Título: Trabalho escravo punido
Autor: Correia, Karla; Abreu, Diego
Fonte: Correio Braziliense, 23/05/2012, Política, p. 8

Câmara aprova proposta que permite a desapropriação de fazendas onde haja funcionários em condições análogas à da escravidão

» KARLA CORREIA

» DIEGO ABREU

Depois de oito anos de espera, o plenário da Câmara aprovou ontem, em segundo turno, a chamada PEC do Trabalho Escravo, que prevê a desapropriação de imóveis rurais e urbanos onde for constatada a existência de empregados em condições análogas à escravidão, sem a possibilidade de indenização por parte do governo, e os destina à reforma agrária e a programas de habitação popular.

O texto foi aprovado por 360 votos a favor, 29 contra e 25 abstenções depois de um intervalo de oito anos entre o primeiro e o segundo turno de votação na Casa, e agora segue de volta para o Senado. A proposta sofreu forte resistência da bancada ruralista, que defende a necessidade de mudar os critérios que definem o que são as condições análogas à escravidão, como está previsto no Código Penal.
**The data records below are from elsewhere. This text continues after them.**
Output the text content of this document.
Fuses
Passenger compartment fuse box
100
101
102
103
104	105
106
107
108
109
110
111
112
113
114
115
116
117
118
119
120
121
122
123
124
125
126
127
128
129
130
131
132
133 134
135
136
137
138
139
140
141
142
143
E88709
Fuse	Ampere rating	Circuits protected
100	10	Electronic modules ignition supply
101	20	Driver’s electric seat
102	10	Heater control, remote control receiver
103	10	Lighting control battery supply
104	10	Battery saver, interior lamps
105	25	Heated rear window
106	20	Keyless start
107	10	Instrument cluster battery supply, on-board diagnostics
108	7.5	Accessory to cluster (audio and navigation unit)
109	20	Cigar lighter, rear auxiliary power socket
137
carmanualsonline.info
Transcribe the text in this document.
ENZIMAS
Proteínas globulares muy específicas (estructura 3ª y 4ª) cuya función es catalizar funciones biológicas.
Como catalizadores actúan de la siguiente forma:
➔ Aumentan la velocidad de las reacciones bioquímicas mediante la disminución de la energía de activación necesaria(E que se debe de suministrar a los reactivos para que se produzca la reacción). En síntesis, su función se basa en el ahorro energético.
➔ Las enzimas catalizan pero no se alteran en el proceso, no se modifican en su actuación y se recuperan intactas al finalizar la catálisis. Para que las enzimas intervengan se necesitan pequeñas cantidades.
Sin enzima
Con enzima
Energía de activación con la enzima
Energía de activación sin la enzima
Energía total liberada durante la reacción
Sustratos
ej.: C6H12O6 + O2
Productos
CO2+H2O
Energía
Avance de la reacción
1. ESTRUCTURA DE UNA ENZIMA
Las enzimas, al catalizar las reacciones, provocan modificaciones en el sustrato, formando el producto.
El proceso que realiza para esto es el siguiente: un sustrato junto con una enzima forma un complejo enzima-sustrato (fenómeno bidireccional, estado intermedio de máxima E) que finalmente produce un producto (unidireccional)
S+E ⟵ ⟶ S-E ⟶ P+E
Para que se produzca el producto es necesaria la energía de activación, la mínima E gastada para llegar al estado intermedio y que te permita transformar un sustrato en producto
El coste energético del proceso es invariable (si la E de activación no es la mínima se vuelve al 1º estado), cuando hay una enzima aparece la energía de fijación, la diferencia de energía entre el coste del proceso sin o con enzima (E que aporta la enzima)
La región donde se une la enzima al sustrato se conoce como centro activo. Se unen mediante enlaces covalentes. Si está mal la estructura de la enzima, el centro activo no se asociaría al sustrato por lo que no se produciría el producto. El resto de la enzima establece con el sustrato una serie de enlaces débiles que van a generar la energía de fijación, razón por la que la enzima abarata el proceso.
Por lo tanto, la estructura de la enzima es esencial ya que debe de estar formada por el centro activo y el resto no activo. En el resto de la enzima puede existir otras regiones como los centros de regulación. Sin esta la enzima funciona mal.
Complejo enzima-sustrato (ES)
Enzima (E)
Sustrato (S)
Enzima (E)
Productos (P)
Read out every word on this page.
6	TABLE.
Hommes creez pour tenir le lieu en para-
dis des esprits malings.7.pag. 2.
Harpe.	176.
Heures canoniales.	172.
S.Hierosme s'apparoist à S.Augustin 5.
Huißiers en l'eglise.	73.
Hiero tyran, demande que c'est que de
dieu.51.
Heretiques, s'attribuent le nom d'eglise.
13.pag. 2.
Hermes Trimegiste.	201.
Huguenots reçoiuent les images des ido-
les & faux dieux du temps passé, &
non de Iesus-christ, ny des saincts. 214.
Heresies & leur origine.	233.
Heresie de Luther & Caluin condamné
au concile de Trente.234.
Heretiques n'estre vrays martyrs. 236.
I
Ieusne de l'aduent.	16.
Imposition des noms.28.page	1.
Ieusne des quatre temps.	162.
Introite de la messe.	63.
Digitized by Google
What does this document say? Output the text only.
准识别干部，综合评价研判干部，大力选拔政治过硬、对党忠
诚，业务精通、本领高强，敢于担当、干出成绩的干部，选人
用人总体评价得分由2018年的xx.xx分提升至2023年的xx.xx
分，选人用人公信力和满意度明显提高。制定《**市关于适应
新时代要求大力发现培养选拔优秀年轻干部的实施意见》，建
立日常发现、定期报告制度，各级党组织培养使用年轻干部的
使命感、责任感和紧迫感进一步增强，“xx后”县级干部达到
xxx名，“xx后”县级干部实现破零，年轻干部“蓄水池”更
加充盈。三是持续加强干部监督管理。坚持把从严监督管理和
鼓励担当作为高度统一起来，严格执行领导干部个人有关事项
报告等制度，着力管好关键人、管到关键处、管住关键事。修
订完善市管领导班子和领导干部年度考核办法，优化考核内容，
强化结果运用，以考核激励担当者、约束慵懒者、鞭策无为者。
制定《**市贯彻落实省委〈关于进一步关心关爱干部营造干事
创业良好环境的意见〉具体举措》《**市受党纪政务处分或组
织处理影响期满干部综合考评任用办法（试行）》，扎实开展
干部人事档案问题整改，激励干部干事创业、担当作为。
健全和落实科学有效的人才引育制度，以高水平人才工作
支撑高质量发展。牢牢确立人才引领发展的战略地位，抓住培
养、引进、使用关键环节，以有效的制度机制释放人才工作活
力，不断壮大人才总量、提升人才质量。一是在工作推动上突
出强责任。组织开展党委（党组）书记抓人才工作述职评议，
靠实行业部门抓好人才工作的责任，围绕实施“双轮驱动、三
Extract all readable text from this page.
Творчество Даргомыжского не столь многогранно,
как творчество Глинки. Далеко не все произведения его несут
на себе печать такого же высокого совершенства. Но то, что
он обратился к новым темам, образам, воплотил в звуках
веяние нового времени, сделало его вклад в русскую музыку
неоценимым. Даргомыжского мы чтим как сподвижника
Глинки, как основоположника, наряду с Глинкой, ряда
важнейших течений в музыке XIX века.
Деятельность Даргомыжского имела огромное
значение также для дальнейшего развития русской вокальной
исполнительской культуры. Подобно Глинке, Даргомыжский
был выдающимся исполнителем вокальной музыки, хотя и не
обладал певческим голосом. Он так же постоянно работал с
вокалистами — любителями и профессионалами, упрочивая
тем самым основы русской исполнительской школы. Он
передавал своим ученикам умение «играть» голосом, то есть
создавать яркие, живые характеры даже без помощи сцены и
Por um acordo costurado entre líderes partidários, o Senado deverá incluir no texto referência a uma legislação complementar, a ser elaborada, que discipline o que é trabalho escravo e os procedimentos para a desapropriação dos imóveis. De acordo com o presidente da Câmara, Marco Maia (PT-RS) as duas Casas do Congresso formarão uma comissão conjunta para redigir o projeto de lei de regulamentação.

A votação ocorre uma semana depois de o Tribunal Superior do Trabalho (TST) confirmar a maior condenação por prática de trabalho escravo da história do país. A 1ª Turma do TST impôs, no começo da semana passada, multa de R$ 5 milhões por danos morais à Lima Araújo Agropecuária. Uma fiscalização feita em 1998 em fazendas da empresa no Pará constatou a exploração de 180 trabalhadores em situação análoga à escravidão, incluindo mulheres e menores de idade. Todos eram impedidos de sair do local de trabalho e foram submetidos a condições degradantes. De acordo com os autos, os funcionários não recebiam alimentação adequada, não tinham acesso a água potável e dormiam em ambiente insalubre.

A agropecuária condenada é de propriedade do empresário Jefferson Lima Araújo, também dono de uma importante construtora de Alagoas. O grupo já anunciou que irá recorrer. No entanto, o TST informa que já negou o envio de recurso ao Supremo Tribunal Federal (STF). A empresa chegou a ser multada em R$ 50 mil por protelar o cumprimento da decisão, que estabelece o repasse dos R$ 5 milhões para um fundo voltado para a prevenção e a repressão do trabalho degradante.

Marco histórico O presidente da 1ª Turma do TST, ministro Lélio Bentes, avalia que a aprovação da PEC representará um marco histórico para o Brasil no combate à mão de obra escrava e, ainda, terá uma importância internacional para o país. "Há vários anos, a Comissão de Peritos da Organização Internacional do Trabalho (OIT), anualmente, indaga o Brasil sobre o andamento dessa PEC, ressaltando a importância de dar esse passo, pioneiro no mundo, para o enrijecimento das penas aplicáveis aos que exploram o trabalho escravo", destacou o ministro.

Para os ruralistas, críticos da PEC, a legislação atual que define trabalho escravo seria muito genérica, o que, em sua avaliação, daria margem a abusos por parte dos fiscais.